Saturday, May 23, 2009

Done deals could be a burden for years.

There's a minefield for new owners in strataland that no one will warn you about and the powers that be will do little or nothing to help you when you get caught out.

It starts at the first annual meeting when new owners are presented with contracts needed to run the building in its first few months. The developer can put anyone in any position they want but only up to that first meeting when the owners get to choose they're going to be paying for these services, after all and any contract or deal that isn't approved then is invalid.

Unfortunately, at that first meeting owners are usually too bamboozled by bulldust and bombarded with conflicting information to know what they are agreeing to and, as a result, often bad and costly decisions are made.

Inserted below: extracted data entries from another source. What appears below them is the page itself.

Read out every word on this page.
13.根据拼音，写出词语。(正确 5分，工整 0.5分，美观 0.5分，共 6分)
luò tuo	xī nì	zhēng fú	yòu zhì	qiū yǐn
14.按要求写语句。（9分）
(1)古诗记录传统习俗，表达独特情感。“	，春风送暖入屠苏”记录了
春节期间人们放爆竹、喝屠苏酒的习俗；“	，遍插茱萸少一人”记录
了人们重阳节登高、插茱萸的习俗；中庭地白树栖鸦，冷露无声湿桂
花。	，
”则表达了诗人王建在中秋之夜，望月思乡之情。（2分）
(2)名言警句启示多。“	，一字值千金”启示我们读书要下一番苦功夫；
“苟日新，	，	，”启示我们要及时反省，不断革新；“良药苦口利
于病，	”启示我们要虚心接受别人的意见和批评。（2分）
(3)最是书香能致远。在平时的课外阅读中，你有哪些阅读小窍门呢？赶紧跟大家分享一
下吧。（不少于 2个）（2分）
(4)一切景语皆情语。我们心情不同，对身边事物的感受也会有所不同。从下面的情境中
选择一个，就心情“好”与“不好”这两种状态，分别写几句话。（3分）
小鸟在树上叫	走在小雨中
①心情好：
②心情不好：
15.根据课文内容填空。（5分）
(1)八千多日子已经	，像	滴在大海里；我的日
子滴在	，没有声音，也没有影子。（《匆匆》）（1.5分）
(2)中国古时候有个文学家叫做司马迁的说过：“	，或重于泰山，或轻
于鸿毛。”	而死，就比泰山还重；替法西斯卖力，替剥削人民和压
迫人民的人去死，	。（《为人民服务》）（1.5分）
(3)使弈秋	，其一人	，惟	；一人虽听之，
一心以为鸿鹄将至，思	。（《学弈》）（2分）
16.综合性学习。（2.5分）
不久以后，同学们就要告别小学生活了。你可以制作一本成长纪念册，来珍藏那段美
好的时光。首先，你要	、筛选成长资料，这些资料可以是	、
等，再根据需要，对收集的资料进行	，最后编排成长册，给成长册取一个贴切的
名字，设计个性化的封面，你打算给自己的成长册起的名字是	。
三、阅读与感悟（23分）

What kind of contracts are we talking about? It could be for a residential building manager who may have paid millions to the developer (NB: not the owners) to get the rights to look after your building for the next 10 years.

Residential managers can be a good thing in some buildings but not if the contracts have no performance guarantees, no reasonable exit clauses or limits on their fees. And it's not just residential managers. Contracts for external building managers, strata managers, cleaning services, security and maintenance all need to be scrutinised before the first AGM.

Does that happen? Rarely, if ever, and as a result new strata owners risk being ripped off with high fees and poor service and with no legal way out. The Consumer, Trader and Tenancy Tribunal is supposed to protect uninformed, innocent people from the more craven abuses but it will almost always uphold the contract, regardless of how dodgy it is.

Common sense dictates there should be a two-year limit on initial contracts. That way everyone could make informed choices and service providers could prove their worth. That won't happen any time soon.

A group of new owners could share the cost of a lawyer to go through all the contracts before the initial AGM but who's going to bring them together? Until then, owners are very much on their own.